Sunday, October 7, 2012


In Memory of Paul Hughes 
1943-2012
Environmental Activist and Visionary
Founder and President, DeConstruction Services, LLC
and ReBuild Warehouse

by Beth Herman

At 7 p.m. on the bone-chilling evening of December 23, 2010, when Washington had long since gone for the holidays, and though he had a persistent cough, fever and raging bronchitis, Paul Hughes gave me an hour of his time. It was a phone interview and try as I might to postpone it to another day, when some semblance of his strained, raspy voice would have returned, Hughes was intent upon keeping the appointment. Though I pictured the then 67-year-old environmental activist huddled over eucalyptus-infused steam, swaddled in a polar fleece wrap on the sofa of a dimly lit room, in reality I learned he was sitting upright at his desk, multitasking, computer humming, lights blazing, as though it was just another day (or night) at the office.

True to his deep sense of humanity and character, something revealed to me not so much by his robust bio and hard-won list of achievements but rather by the unrelenting credit and opportunity he gave to everyone else, Hughes was a quiet revolutionary. Cuirassed in earth-friendly prose and practices, he soldiered on, in fact early on, long before concepts like “renewable” and “sustainable” became as commonplace and easy to swallow as butter and toast.

Though legions of green crusaders roamed the planet, a fierce dedication to recycling, repurposing and renewing people’s lives—maybe even more so than the old lumber he pulled out of deconstructed homes through his Fairfax, Virginia-based DeConstruction Services, LLC—was what distinguished Paul Hughes.

In addition to harvesting old materials and making them available at supremely reduced rates to the public through his 501(c)(3) organization ReBuild Warehouse, the former nonprofit grant and environmental services consultant gave dozens of nonviolent ex-offenders a chance to turn their lives around.
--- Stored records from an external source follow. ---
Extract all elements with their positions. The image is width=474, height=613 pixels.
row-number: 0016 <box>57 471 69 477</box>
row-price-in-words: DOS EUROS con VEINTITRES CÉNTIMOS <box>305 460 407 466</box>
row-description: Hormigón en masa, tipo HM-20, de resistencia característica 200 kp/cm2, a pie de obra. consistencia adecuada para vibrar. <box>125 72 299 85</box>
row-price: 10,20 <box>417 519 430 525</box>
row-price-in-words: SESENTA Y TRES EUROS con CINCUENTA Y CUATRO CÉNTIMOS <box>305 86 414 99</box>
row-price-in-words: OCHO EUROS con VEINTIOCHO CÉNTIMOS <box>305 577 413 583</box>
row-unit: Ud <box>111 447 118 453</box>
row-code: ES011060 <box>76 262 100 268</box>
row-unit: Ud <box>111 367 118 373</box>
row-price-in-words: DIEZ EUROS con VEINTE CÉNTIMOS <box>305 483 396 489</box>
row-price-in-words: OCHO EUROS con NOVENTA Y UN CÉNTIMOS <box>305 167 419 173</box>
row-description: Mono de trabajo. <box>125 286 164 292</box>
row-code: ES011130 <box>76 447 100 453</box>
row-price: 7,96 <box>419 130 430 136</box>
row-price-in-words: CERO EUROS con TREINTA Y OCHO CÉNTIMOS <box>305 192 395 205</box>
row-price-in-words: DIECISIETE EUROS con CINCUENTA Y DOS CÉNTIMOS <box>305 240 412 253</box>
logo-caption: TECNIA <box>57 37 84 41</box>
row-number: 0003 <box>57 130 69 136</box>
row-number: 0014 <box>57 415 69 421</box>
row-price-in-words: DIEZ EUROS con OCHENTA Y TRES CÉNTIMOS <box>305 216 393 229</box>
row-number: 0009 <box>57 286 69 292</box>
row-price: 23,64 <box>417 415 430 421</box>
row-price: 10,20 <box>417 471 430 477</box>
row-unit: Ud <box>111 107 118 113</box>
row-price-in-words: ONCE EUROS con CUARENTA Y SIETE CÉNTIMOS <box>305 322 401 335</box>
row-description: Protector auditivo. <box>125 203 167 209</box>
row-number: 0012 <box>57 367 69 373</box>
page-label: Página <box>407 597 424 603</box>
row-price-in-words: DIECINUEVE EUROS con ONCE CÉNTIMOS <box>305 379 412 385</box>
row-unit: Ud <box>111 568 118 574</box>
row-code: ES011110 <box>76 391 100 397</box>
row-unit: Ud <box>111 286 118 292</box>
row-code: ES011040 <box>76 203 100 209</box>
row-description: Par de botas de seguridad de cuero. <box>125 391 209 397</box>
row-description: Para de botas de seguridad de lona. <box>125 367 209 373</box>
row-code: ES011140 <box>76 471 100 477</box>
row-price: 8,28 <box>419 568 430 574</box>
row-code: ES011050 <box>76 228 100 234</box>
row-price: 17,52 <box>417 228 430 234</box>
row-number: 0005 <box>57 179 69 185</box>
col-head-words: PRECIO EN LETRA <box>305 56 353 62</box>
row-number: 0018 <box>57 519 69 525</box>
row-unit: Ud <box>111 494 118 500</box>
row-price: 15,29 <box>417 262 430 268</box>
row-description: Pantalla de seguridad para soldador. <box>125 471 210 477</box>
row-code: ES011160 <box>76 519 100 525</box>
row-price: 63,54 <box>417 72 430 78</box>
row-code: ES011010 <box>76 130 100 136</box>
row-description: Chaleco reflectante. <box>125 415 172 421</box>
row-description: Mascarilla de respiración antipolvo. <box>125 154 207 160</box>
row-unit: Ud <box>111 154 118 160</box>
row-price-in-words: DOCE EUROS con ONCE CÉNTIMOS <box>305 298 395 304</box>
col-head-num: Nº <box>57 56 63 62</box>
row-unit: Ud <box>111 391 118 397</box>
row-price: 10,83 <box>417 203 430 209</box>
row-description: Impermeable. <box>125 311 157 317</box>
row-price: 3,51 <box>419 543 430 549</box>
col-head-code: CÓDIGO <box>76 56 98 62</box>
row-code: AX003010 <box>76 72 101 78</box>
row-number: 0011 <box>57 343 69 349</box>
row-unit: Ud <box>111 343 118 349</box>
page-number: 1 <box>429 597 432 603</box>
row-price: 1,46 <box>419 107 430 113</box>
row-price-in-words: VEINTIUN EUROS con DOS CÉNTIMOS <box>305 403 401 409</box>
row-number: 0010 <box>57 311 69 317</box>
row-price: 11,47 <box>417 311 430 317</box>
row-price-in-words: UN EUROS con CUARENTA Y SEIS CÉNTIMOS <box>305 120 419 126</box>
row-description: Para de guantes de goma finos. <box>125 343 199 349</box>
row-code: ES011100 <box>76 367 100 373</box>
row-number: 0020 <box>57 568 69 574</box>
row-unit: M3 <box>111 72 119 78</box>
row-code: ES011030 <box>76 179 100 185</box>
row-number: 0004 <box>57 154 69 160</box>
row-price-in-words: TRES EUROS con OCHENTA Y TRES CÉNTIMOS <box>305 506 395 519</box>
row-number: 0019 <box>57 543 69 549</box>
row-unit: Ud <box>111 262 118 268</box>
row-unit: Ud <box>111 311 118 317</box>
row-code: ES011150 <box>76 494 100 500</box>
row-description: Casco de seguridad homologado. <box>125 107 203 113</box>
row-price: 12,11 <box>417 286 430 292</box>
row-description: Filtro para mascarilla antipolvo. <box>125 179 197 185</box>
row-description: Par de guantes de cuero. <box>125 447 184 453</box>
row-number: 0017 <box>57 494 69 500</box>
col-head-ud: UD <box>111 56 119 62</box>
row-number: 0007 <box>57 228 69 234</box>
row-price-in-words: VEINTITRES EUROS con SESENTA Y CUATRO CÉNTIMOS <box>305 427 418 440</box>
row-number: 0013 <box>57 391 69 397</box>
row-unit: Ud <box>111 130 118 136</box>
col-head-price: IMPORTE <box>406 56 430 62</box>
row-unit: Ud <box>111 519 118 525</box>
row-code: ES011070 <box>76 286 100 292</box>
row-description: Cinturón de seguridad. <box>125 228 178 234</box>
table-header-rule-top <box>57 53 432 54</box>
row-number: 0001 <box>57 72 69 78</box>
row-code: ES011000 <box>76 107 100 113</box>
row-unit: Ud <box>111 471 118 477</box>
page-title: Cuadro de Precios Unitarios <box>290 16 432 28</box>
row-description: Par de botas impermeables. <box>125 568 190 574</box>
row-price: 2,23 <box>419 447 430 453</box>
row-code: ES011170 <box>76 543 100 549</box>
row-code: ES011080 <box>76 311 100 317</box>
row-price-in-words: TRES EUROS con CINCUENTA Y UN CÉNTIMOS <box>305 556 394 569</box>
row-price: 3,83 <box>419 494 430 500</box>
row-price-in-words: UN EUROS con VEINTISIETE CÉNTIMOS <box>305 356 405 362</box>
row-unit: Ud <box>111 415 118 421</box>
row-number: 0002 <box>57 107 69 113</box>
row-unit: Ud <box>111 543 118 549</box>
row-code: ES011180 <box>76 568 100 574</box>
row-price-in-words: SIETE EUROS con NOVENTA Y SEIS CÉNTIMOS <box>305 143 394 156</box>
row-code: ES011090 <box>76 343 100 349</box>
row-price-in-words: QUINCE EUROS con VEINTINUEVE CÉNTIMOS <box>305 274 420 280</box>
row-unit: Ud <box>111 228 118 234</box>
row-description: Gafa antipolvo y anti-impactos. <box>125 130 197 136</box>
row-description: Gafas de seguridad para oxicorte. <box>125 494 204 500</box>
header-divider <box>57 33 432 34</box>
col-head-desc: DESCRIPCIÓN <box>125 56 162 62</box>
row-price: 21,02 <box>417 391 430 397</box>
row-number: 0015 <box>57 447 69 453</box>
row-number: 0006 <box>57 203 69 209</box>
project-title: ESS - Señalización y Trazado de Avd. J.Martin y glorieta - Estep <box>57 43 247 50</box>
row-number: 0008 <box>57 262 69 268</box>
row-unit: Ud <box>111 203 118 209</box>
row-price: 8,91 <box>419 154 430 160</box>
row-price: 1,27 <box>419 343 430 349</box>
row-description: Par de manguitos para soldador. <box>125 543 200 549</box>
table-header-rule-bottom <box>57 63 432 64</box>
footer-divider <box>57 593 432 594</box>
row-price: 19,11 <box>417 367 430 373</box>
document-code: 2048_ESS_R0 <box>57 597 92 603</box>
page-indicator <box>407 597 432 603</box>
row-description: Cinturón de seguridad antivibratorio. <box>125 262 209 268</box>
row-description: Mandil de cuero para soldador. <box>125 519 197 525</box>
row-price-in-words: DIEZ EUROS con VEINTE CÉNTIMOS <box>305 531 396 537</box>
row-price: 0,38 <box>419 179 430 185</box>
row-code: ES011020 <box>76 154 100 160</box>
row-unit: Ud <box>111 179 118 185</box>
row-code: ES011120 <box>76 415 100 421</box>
With valuable training and full-time employment offered through his businesses, Hughes invested in human dignity as much as anything else.

“It’s going 180 degrees against the trend,” he’d said in that 2010 interview: http://www.dcmud.blogspot.com/2011/01/recycling-lumber-and-lives.html. “Most contractors are trying to get away from employing a lot of people…so they can offload liability costs, worker’s comp and matching social security. They contract everything out to subcontractors and let them worry about where to get laborers—often just day laborers to whom fewer laws apply, and who have little hope of pulling themselves up.”

His life

Born and raised in Toledo, Ohio, and marrying his University of Toledo sweetheart, Linda, Paul Hughes “…had his fingers in so many pies—he just had so many different interests,” according to his wife. Following their 1967 marriage, Hughes was instrumental in setting up Hospice of Northern Virginia in a former school building—the region’s first hospice. With an eye to environmental issues, he also vehemently resisted the Lorton incinerator project, though sadly lost the battle.

When ReBuild Warehouse, established in Springfield, Virginia 2008, suddenly lost its lease three years later, in typical fashion and wasting no time, Hughes diligently acquired a smaller space as an interim measure to continue to serve and educate the community. Staff (largely volunteer), hours and convenience were cut back, but he kept moving forward.

Hughes’ good friend Hank Blakely called him “a force of nature.” A lay minister at the Unitarian Universalist Congregation of Fairfax in which Hughes was also active, Blakely is also on the board of directors of the Reston Citizen’s Association, vice president of Sustainability Reston and also of parent company the Fairfax Coalition for Smarter Growth—an organization started by  the visionary Hughes.

In his spare time, Hughes spent weekends canvassing flea markets and farmer’s markets, handing out brochures about the environment. “He was so far ahead of everyone else in his environmental thinking—particularly in the beginning— it could be frustrating when people couldn’t comprehend his vision and sense of urgency,” Linda Hughes said.

According to Blakely, Hughes was the "Johnny Appleseed of nonprofit organizations in Northern Virginia. He put his heart and his money where his voice was on these issues. He absolutely backed the things that he believed in,” he said about his friend, who was also Northern Virginia Green Party chairperson.

Toward the end of our phone interview on that pre-holiday evening, I recall making a note to myself to meet Paul Hughes, but like many of us I simply put it off, content to keep myself updated through ReBuild Warehouse’s e-newsletters about their many challenges and achievements. He died on September 15 from cardiac arrest following a bicycle ride with his wife.

With all he had accomplished, Linda said there were many more things he wanted to do. He could still see ahead. The economy was changing and things were opening up again.

Said Blakely, “It never struck us that Paul would go away. It just felt like he would always be here.”